A fireball picked up by American satellites was the first indication a surface-to-air missile armed with a high explosive warhead had struck Malaysia Airlines Flight 17.

U.S. surveillance also detected a part of the missile's flight path as it streaked toward the plane, allowing analysts to backtrack from the point of impact to an area on the ground close to the border between Ukraine and Russia, most likely on the Ukrainian side of the border -- territory held by pro-Russian rebels.

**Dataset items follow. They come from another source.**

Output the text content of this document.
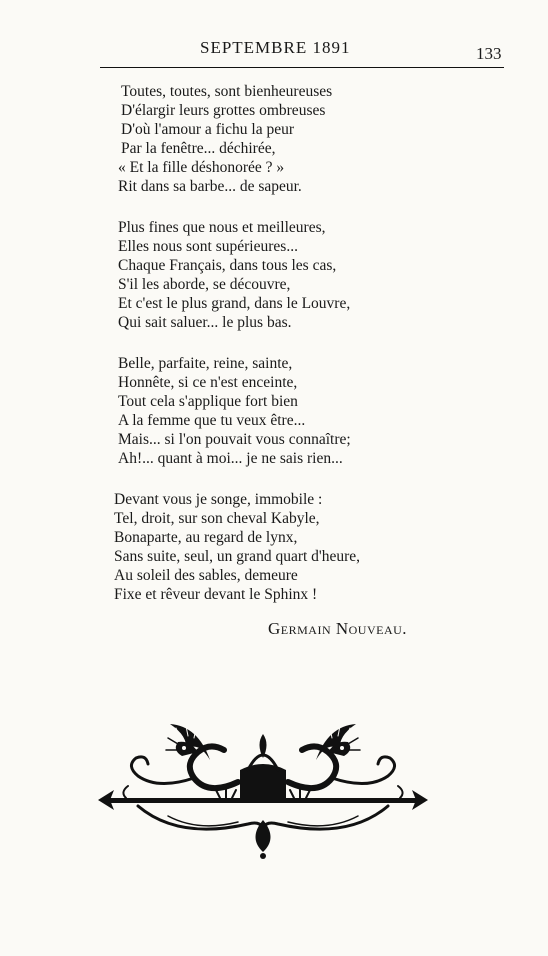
SEPTEMBRE 1891	133
Toutes, toutes, sont bienheureuses
D'élargir leurs grottes ombreuses
D'où l'amour a fichu la peur
Par la fenêtre... déchirée,
« Et la fille déshonorée ? »
Rit dans sa barbe... de sapeur.
Plus fines que nous et meilleures,
Elles nous sont supérieures...
Chaque Français, dans tous les cas,
S'il les aborde, se découvre,
Et c'est le plus grand, dans le Louvre,
Qui sait saluer... le plus bas.
Belle, parfaite, reine, sainte,
Honnête, si ce n'est enceinte,
Tout cela s'applique fort bien
A la femme que tu veux être...
Mais... si l'on pouvait vous connaître;
Ah!... quant à moi... je ne sais rien...
Devant vous je songe, immobile :
Tel, droit, sur son cheval Kabyle,
Bonaparte, au regard de lynx,
Sans suite, seul, un grand quart d'heure,
Au soleil des sables, demeure
Fixe et rêveur devant le Sphinx !
Germain Nouveau.
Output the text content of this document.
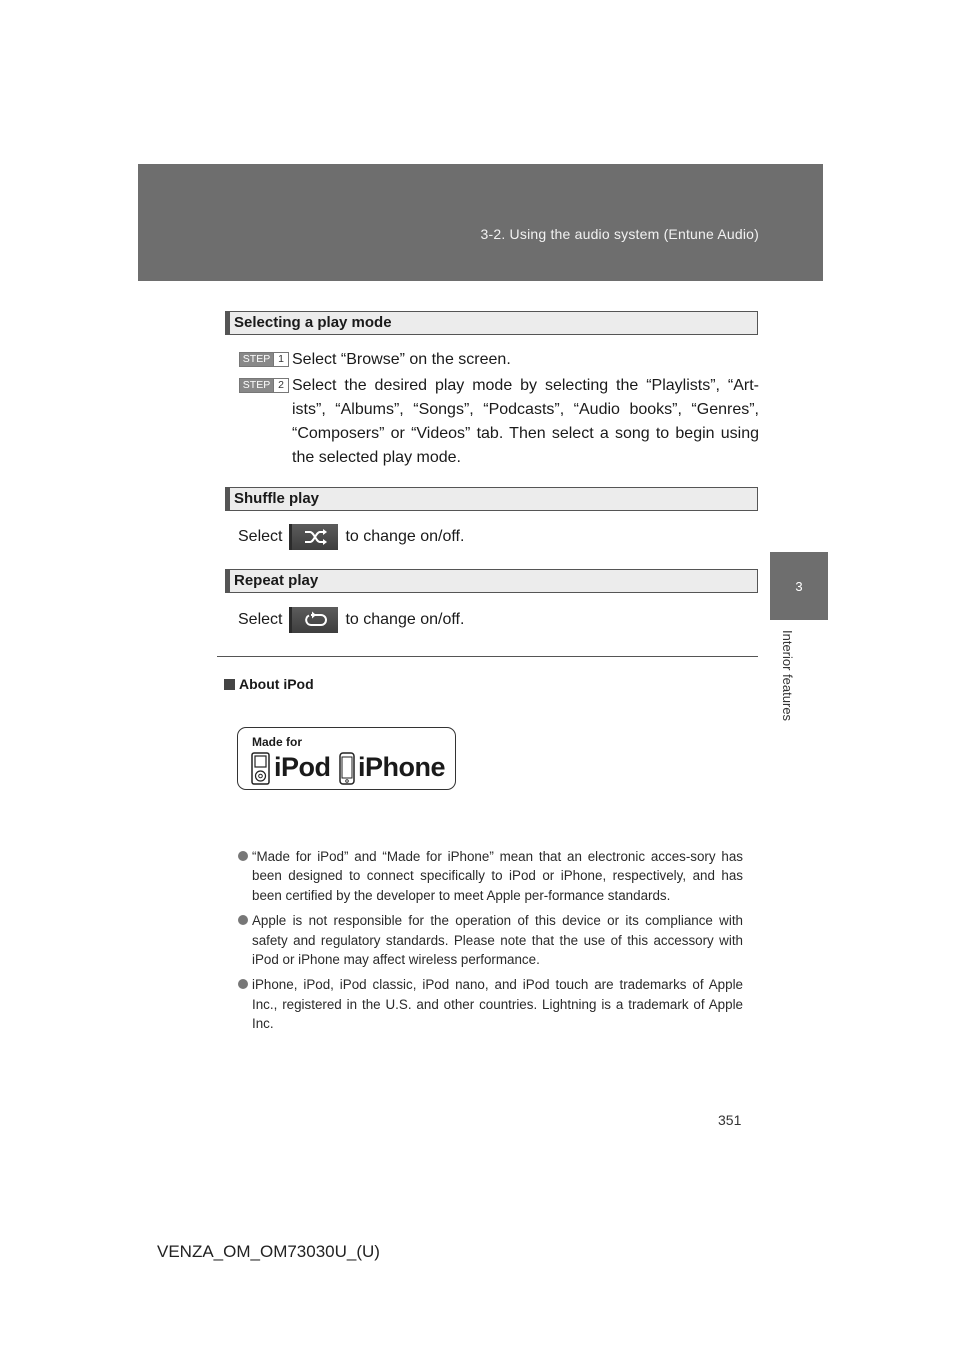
3-2. Using the audio system (Entune Audio)
3
Interior features
Selecting a play mode
STEP 1 Select “Browse” on the screen.
STEP 2 Select the desired play mode by selecting the “Playlists”, “Art-ists”, “Albums”, “Songs”, “Podcasts”, “Audio books”, “Genres”, “Composers” or “Videos” tab. Then select a song to begin using the selected play mode.
Shuffle play
Select	to change on/off.
Repeat play
Select	to change on/off.
About iPod
Made for
iPod iPhone
“Made for iPod” and “Made for iPhone” mean that an electronic acces-sory has been designed to connect specifically to iPod or iPhone, respectively, and has been certified by the developer to meet Apple per-formance standards.
Apple is not responsible for the operation of this device or its compliance with safety and regulatory standards. Please note that the use of this accessory with iPod or iPhone may affect wireless performance.
iPhone, iPod, iPod classic, iPod nano, and iPod touch are trademarks of Apple Inc., registered in the U.S. and other countries. Lightning is a trademark of Apple Inc.
351
VENZA_OM_OM73030U_(U)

Based on signals the missile system gave off, analysts identified it as likely to be a Russian-made SA-11, a sophisticated system of radars, command posts and launchers. Pentagon spokesman Rear Adm. John Kirby said the rebels probably couldn't have operated on their own.

"It strains credulity to think that it could be used by separatists without at least some measure of Russian support and technical assistance," Kirby said.

That assistance could range from training rebel missile crews back in Russia up to Russian personnel actually conducting the launch that brought down the plane. Earlier in the fighting, the rebels had proven they could shoot down lower flying transport planes and helicopters, but never anything flying as high as an airliner.

U.S. intelligence had known the rebels were receiving anti-aircraft training in Russia but did not know they had gotten their hands on a system as capable as the SA-11.